A ce moment-là, je cherchais un endroit dans la nature pour m’y poser. J’avais fait mes études à Berlin et à Bâle et j’avais habité en Alsace pendant 10 ans, donc j’ai commencé à chercher en Suisse avec mon copain. On a trouvé une maison à Olsberg et c’était vraiment un hasard. En rentrant à Bâle après la visite, j’ai vu cette église et l’idée m’est venue spontanément de créer un festival ici. On s’est lancés très doucement en 2006. Au début, les villageois était assez choqués de voir arriver tous ces gens; ils n’étaient pas du tout prêts pour un festival dans ce petit endroit. Je me rappelle que les voitures étaient garées n’importe où, les pompiers étaient appelés à intervenir, c’est devenu un peu la folie. On a compris qu’il fallait s’organiser. Quand vous commencez à organiser des concerts vous-même, vous vous rendez compte qu’il y a tellement de choses à gérer. Il faut être créatif et réaliste à la fois et surtout, il faut connaître des gens.

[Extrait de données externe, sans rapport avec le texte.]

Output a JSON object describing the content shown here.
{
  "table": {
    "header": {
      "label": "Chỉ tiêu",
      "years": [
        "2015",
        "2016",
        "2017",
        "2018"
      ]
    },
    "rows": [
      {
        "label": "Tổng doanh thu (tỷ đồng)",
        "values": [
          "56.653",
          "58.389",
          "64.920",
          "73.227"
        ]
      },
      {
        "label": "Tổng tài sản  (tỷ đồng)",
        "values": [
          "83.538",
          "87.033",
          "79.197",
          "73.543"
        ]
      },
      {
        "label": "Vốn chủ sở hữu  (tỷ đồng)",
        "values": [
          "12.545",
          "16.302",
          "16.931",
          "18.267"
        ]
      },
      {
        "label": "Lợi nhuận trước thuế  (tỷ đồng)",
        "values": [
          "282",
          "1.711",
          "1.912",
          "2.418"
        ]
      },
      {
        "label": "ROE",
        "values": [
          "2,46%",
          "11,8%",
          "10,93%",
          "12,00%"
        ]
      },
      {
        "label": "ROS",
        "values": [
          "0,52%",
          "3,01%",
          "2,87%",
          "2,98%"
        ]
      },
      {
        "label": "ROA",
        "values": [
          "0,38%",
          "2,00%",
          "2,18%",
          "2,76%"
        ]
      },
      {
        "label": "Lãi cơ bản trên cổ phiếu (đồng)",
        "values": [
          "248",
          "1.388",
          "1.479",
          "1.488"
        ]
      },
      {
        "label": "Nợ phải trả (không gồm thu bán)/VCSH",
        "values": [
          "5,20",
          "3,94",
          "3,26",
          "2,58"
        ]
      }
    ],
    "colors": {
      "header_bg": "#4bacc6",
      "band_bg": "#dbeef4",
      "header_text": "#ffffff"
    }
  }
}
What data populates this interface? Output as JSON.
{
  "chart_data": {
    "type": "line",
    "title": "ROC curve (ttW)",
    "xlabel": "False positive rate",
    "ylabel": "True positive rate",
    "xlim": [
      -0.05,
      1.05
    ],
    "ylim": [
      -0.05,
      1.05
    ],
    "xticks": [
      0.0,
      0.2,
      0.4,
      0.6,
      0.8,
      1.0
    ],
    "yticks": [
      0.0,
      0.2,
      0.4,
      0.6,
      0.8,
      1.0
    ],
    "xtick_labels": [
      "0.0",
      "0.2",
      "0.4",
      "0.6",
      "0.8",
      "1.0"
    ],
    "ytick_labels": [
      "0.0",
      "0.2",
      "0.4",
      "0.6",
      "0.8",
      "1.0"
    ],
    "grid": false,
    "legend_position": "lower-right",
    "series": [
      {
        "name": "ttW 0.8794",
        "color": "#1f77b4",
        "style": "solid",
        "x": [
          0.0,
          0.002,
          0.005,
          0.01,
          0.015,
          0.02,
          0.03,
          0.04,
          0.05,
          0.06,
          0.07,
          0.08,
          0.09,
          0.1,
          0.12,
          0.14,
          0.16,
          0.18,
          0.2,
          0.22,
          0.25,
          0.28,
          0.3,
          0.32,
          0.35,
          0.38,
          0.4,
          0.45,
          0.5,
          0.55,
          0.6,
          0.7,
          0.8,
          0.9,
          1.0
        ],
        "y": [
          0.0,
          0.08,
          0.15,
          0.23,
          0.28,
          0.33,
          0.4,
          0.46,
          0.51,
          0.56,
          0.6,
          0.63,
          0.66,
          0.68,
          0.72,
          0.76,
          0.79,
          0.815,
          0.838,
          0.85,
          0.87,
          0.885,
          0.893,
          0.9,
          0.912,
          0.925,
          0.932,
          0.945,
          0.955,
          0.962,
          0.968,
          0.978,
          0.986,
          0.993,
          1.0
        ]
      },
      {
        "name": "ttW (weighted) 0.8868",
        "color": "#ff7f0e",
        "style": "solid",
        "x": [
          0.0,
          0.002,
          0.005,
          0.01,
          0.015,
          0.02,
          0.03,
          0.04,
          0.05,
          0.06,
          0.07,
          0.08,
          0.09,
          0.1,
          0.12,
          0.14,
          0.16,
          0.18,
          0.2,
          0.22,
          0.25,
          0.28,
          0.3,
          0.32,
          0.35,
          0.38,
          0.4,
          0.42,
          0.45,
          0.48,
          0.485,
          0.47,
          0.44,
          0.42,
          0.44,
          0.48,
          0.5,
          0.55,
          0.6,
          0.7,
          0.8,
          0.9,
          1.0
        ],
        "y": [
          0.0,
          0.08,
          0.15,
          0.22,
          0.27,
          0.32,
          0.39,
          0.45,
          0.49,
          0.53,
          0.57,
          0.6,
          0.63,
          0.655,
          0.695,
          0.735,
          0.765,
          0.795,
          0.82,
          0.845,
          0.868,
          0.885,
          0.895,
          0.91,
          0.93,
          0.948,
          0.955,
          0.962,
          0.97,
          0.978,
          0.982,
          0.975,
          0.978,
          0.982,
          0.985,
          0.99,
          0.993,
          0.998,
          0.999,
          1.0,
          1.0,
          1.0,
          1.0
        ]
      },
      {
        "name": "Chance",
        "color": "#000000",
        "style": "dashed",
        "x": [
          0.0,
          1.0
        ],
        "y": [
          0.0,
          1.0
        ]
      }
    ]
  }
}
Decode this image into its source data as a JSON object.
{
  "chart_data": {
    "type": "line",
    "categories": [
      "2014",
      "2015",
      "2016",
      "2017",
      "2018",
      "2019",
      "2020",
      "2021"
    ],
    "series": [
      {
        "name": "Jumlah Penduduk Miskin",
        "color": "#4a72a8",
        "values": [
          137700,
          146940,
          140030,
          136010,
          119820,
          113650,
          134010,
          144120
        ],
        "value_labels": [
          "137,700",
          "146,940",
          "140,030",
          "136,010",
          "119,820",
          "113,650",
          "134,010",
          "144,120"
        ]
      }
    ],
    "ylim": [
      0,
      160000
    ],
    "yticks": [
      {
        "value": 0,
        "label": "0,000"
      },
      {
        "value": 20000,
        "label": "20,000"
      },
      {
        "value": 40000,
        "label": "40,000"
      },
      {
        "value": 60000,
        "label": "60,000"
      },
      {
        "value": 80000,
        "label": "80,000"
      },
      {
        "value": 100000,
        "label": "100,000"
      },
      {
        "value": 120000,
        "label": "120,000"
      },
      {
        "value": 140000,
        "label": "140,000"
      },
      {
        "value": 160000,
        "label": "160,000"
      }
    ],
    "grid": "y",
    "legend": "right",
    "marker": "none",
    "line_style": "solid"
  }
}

Olsberg est juste à côté de la France et l’Allemagne et je pense qu’on pourrait créer un beau festival entre les trois pays. J’ai déjà réfléchi et même commencé les démarches dans ce sens, mais cela demande beaucoup de finesse et d’intelligence. Olsberg est dans le canton d’Argovie et le canton limitrophe est Bâle dont je suis très proche aussi. Certains concerts ont déjà lieu en Allemagne, mais nous n’avons pas encore trouvé d’endroit un peu idyllique en France. J’ai pensé aux Dominicains [de Haute Alsace], un endroit magnifique. Cela se fera peut-être un jour.
Idéalement, j’aimerais pouvoir inviter deux, trois orchestres de très haut niveau pour faire une ouverture un peu grandiose. Il faudra alors s’approcher de Bâle, d’autant plus qu’ils ont le Stadtcasino. C’est une salle de concert magique, mythique, que j’adore. J’y ai joué mes premiers concertos à 11 ans avec l’Orchestre de Bâle. A cette époque Paul Sacher [chef d’orchestre et grand industriel suisse] était encore là et la Fondation Sacher a une bibliothèque qui contient des grandes partitions. Elle est extraordinaire, construite sous le Rhin et très bien protégée contre les séismes. Quand je pense que les partitions d’Arnold Schoenberg ont entièrement brulé à Los Angeles, je ne comprends pas comment cela peut arriver en 2025.
En Suisse il y a quelques grands festivals de musique classique, Verbier, Gstaad, Locarno, mais il manque quelque chose dans la zone des trois frontières. Je trouve cela très attirant. Il ne faut pas oublier que c’était une région ou les gens n’était pas toujours sûrs à quel pays ils appartenaient. Ce que qu’on appelle aujourd’hui le suisse allemand est en fait une espèce d’alsacien. Ces régions ont été beaucoup bousculées. Un jour vous étiez Allemand, le lendemain Français et ainsi de suite. Je me dis qu’il serait beau de réunir ces régions autour d’un festival, d’autant plus que l’on voit beaucoup de spectateurs français et allemands qui viennent. Plus vous vous rapprochez, plus il est facile pour eux de venir, de Freiburg, de Baden-Baden, même de Strasbourg. Tout cela sont des plans, des visions, des idéaux. Après, ma vie est une et j’ai encore une quinzaine d’années à donner. Mais je pense qu’il faut vivre comme ça, sinon, on ne fait jamais rien.